Scaling Pipelet Execution#
Profile: Project Creator, System Administrator
This page describes how to scale the execution of pipelets.
This is an advanced topic and should only be used if you have a large number of documents to process.
Typically, this type of work is performed by the project creator or a system administrator.
The Ingester Service process forwards items and the configured
pipelet-configuration to the Plumber Service and waits for its response.
Previously, per default, one plumber worker process gets spawned.
That may lead to inefficient pipeline processing because of one slow step.
It also means the ingester process may fail with a timeout if the plumber doesn’t manage to respond in time (TimeoutError)
That situation usually happens for batches (default N=1000) that contain mostly large PDFs combined with a Pipelet-Step that performs computational heavy CPU-bound tasks (like the NLP tagger).

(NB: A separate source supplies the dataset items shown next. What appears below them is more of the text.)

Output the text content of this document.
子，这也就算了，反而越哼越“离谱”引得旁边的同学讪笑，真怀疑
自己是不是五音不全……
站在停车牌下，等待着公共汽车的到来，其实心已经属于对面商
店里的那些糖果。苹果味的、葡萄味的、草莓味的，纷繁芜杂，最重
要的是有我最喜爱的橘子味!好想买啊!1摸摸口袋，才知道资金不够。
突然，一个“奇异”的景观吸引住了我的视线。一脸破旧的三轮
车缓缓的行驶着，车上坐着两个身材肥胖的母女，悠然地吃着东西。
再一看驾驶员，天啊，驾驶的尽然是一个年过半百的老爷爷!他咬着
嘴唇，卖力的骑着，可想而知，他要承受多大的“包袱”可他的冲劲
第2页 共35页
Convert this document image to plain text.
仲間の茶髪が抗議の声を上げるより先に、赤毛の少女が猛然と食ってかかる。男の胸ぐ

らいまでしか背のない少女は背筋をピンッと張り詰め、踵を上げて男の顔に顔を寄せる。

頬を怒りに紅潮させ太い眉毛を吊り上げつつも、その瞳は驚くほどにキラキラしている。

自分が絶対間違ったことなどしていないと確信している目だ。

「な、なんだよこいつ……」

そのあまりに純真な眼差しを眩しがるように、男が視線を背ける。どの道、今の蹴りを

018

Configuration to Increase Throughput#
The Ingester service can spawn multiple worker processes to parallelize the processing of batched steps like
pipelet, language-detection, ml-workflow, etc.
One Ingester worker process consumes one batch and splits it into
√len(batch_items) mini-batches to allow further parallelization and increase throughput.
Those mini-batches are handled and sent concurrently to the Plumber Service, using a ThreadPool maintaining
processors = 2
step_plumber_mini_batch_threads = 2
ingester.ini has a related configuration
processor.workers. The setting is used only for pipeline-steps that get executed in parallel using a thread-pool (like the webshot-step).